What do you mean I have no choice other than feeling this pain!  It feels as though someone has stabbed me in the heart with a knife. If I sit still for long enough, I can feel it turning.  The loss of a loved one can be excruciating.  With every turn of the knife, I am reminded of their persistent absence from my life.  

This pain in your heart constantly reminds you that it has the control over you.

We naturally tend to avoid any negative emotion because of the way they make us feel.  However, when grief makes us feel bad, we start to look inward and naturally move toward positive feelings or emotions.  We grievers are funny; we seek any positive emotion we can in order to avoid feeling pain.  If there is nothing positive to feel, which is often the case, we end up creating one to avoid feeling hurt, sad, or angry.

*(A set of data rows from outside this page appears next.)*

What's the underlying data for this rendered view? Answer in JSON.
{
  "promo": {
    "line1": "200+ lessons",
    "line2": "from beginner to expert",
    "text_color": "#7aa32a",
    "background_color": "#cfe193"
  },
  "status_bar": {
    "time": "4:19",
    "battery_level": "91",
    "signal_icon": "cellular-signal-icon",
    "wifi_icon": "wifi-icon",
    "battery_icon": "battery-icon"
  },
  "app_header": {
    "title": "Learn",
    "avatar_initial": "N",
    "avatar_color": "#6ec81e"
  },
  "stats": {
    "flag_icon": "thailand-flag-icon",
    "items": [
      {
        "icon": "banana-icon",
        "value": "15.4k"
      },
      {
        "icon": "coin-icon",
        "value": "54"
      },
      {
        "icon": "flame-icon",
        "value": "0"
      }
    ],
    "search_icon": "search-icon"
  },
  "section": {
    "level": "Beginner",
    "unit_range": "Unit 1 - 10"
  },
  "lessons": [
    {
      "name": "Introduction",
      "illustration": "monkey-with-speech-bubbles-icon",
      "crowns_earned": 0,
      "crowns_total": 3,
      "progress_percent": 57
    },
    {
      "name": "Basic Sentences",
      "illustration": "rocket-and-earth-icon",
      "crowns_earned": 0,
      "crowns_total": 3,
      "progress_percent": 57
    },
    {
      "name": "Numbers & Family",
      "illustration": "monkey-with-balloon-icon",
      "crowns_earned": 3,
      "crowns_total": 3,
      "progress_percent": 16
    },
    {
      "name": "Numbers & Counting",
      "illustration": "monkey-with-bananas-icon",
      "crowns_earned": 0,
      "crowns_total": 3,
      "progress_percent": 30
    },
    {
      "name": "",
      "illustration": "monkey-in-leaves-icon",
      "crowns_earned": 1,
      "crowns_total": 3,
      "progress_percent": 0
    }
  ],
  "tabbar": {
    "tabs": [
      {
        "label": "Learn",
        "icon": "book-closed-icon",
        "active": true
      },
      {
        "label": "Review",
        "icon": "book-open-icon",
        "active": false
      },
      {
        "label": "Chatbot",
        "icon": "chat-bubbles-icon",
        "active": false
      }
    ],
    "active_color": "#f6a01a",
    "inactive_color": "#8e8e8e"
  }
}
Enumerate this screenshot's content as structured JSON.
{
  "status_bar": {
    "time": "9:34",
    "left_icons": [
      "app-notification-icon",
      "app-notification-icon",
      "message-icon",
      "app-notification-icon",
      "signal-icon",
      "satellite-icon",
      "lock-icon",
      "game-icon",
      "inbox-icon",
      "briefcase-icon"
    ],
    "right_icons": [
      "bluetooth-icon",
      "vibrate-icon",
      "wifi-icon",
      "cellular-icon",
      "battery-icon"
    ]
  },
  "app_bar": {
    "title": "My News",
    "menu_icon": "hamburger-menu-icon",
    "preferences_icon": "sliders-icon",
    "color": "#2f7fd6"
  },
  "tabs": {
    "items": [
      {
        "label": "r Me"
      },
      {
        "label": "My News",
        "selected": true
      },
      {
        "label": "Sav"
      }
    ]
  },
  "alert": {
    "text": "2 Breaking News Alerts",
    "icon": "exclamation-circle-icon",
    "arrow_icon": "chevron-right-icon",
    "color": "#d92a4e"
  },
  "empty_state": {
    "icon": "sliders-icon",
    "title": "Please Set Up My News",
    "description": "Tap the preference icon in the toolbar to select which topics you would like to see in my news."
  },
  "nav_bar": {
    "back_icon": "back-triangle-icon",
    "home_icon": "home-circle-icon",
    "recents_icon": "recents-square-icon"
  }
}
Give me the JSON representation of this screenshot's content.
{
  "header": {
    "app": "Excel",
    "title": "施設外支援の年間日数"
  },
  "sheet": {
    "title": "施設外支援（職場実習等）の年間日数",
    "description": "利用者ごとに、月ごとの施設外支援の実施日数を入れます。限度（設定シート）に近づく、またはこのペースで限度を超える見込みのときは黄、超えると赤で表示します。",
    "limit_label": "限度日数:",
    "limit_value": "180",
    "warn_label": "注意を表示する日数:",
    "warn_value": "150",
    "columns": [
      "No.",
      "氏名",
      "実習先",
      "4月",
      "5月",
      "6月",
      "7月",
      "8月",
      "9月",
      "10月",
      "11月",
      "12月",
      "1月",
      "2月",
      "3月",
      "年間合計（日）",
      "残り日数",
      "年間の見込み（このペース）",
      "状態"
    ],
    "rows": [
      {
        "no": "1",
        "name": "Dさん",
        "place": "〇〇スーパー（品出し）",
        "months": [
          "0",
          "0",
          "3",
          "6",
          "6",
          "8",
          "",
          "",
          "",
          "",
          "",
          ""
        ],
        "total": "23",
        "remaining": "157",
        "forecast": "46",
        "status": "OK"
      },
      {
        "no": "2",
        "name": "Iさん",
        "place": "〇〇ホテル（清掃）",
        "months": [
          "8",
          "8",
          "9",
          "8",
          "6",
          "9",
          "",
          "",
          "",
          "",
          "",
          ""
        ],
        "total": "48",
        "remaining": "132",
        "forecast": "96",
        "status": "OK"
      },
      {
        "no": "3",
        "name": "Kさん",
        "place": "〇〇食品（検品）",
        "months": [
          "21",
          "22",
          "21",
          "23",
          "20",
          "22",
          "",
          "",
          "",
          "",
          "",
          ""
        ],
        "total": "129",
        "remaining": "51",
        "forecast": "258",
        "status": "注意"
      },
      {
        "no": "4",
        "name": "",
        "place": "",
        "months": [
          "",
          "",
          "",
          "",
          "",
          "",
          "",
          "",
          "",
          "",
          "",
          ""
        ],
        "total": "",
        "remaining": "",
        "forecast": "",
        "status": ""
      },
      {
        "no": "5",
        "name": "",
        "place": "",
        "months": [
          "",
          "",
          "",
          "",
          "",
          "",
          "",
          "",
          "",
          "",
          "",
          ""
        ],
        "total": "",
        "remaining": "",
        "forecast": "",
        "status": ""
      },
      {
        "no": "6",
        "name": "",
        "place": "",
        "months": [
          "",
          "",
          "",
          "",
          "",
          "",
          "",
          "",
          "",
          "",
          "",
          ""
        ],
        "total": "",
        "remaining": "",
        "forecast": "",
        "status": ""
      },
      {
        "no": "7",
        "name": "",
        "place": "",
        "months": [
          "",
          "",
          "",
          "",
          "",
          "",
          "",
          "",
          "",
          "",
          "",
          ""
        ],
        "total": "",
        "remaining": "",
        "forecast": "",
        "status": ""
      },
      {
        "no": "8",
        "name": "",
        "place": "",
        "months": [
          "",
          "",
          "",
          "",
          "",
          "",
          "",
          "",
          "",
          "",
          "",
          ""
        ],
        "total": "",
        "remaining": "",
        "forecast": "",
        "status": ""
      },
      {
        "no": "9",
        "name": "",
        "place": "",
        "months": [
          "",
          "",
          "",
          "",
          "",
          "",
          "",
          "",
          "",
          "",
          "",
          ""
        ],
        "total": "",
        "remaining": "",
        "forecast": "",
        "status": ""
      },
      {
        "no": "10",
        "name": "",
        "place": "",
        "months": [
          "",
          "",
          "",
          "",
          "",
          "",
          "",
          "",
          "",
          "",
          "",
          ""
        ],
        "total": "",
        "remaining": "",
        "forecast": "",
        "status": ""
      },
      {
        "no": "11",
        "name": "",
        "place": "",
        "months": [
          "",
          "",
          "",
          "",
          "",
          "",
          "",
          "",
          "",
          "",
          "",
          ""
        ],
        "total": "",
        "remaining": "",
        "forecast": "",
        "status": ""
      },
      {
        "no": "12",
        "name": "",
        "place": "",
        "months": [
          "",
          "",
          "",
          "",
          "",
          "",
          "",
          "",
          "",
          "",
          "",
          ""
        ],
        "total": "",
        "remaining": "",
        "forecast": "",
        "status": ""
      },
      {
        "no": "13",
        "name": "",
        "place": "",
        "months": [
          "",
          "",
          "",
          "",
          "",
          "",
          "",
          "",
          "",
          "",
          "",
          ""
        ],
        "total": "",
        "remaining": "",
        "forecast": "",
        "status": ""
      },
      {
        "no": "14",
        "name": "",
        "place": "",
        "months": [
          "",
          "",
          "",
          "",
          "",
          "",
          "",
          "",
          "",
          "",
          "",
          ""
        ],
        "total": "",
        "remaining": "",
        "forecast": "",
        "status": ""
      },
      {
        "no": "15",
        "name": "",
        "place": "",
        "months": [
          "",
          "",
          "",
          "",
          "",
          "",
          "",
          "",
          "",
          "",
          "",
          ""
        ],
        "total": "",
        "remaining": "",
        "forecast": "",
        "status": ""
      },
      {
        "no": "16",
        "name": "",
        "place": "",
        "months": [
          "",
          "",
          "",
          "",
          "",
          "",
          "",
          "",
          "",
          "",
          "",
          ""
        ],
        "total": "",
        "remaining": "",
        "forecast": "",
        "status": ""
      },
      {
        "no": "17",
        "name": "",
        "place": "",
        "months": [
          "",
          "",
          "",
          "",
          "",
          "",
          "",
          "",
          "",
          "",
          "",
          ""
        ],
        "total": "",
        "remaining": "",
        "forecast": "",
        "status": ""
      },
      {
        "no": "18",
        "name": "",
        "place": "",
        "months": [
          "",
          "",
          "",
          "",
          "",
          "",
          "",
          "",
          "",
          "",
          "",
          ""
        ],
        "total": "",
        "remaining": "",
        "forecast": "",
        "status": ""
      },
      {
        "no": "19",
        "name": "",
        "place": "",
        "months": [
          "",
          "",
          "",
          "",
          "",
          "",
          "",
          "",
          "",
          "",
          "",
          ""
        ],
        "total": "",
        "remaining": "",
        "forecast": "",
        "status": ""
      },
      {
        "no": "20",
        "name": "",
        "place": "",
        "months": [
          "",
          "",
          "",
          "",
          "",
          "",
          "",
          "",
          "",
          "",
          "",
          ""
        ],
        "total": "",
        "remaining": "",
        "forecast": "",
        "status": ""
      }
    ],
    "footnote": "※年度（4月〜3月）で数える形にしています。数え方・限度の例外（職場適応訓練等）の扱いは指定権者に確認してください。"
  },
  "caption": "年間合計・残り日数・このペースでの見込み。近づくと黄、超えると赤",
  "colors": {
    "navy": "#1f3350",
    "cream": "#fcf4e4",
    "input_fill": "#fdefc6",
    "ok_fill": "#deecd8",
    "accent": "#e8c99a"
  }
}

Processing the fact that we are in pain from your feelings is another way saying that we choose to feel our feelings.  This choice is a decision made by us, the grievers, and it can only be made within our hearts.  It is us, the grievers, who agree to feel all the feelings that surface in the course of our discovery of that which was left unfinished.  In the end, it is only us who have the power to transform our suffering and embark on our journey of healing.

The very moment we admit it out loud, or to ourselves, that we are choosing healing, we begin to lean into the grip of grief.  It is most often at this moment that we are open to looking for someone to help us understand our journey of healing.  And so I say, choose to grieve properly.  Choose to process all the pain, all the healing, all the broken memories and the broken dreams, down to the last thing you said to your departed loved one.

When we become open to healing from the pain, we begin to see that the pain of brokenness is manageable.  That we can take it in in little bits.  Maybe you can allow yourself 5 minutes today, and you will be able to go for more tomorrow.  Choose to heal rather than to avoid or fight, which can have many long-term consequences on your capacity for happiness.

Allow the feelings to be present in your body even though you cannot make sense of them in your mind just yet.  Watch and notice.  As you do this, you will begin to see your thoughts about your loved one appear more clearly.  It may take a few minutes, a few hours, a few days, or a few weeks before you can sit still and allow it to take over.  Let it take as long as it does. Be okay with however long it takes.  Don’t try to force it.  Instead, just keep noticing what you feel.

This is merely the beginning of the process of healing.  But I can say this to you: If you choose not to grieve, you run the risk of remaining stuck in your pain for a long time in the future.  How many of you have met that woman whose husband died over 20 years ago?  No matter what you are talking about, the conversation always steers back towards him.  She may even cry like it just happened yesterday.  I have met her, and my heart aches for her.  She is so stuck in her grief.  

Surely, you will never be the same person as you were before your loss.  But when we allow our hearts to grieve and mend, we come out of it stronger and more authentic, with the ability to connect with others on a deeper level.